Opponents: Regulation is Uneven

This is not the first attempt to close the 90/10 loophole. Legislation introduced to Congress several times by Durbin and similar bills introduced by Sen. Tom Carper (D-DE), a former Navy aviator, have died in committee.

Opponents of such legislation say it’s unfair to hold proprietary schools to a different standard than public and private institutions. Marc Jerome, president of Monroe College, a private for-profit college in New York City, testified

at the March hearing that such efforts unfairly single out one sector of higher education.

“Higher education as a whole is failing lower-income students, especially minority students,” he said. “Whether we look at graduation rates, loan default or debt-to-earnings, shockingly weak outcomes for these students do demand accountability across the board.”

Rep. Tom Cole (R-OK), the ranking Republican member on the committee, said all schools should be held accountable for outcomes. Not just proprietary institutions.

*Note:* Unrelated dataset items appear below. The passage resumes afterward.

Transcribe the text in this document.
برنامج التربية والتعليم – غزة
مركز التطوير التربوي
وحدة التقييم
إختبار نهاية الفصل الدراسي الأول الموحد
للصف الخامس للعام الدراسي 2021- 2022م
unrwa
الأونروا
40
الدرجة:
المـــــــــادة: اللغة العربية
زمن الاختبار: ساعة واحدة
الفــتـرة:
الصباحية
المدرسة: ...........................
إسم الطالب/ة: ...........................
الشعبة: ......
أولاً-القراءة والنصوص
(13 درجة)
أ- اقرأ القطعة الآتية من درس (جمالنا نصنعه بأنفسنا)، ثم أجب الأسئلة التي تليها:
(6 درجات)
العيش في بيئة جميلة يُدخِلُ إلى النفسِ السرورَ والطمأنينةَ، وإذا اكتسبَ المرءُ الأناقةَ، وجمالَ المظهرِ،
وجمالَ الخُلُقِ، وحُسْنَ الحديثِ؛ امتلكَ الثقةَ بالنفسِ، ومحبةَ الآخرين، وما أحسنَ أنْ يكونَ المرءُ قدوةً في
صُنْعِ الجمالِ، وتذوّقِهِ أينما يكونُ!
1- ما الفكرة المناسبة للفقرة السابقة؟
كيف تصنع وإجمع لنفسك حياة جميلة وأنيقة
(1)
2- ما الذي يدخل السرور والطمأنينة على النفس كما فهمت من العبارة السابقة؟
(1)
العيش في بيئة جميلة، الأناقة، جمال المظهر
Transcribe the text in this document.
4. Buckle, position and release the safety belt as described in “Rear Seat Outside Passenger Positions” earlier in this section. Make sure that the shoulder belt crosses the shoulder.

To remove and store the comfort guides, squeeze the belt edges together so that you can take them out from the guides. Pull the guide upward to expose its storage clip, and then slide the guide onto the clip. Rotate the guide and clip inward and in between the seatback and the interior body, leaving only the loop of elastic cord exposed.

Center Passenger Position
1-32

“Thankfully I think we can balance the interest of having multiple options in higher education while ensuring access to information and reasonable safeguards to prohibit predatory practices. Let’s not throw out the baby with the bath water,” he said. “Efforts to include more information for students about outcomes obtained by graduates of all school types seems like a reasonable first step.”

The GI Bill Loophole and Program Transparency

President Donald Trump signed an executive order that requires earnings data to be published for each program at every college. This move was applauded by Anthony Carnevale, founder and director of the Georgetown University Center on Education and the Workforce.

“The Trump order is one more step toward a widely supported movement to reorder higher education as we have known it,” Carnevale said in an Op-Ed published by Inside Higher Ed. “In a shift toward program-level outcomes, every college will be unbundled down to the program level—its identity, traditions and structure will become less important. Instead, the outcomes of students in each particular major or field will be elevated in importance.”

Letter to Congress

In the meantime, 49 organizations—including the Student Veterans of American, Veterans Education Success, Veterans for Common Sense and the Vietnam Veterans of America—urged Congress in a Jan. 9 letter to close the 90/10 loophole and ensure three other existing core protections are strengthened when it considers the reauthorization of the Higher Education Act (HEA).

“Any HEA bill must maintain the existing protections of the 90-10 rule and should restore the 85-15 threshold while closing the Department of Defense/Veterans Affairs loophole,” the letter stated.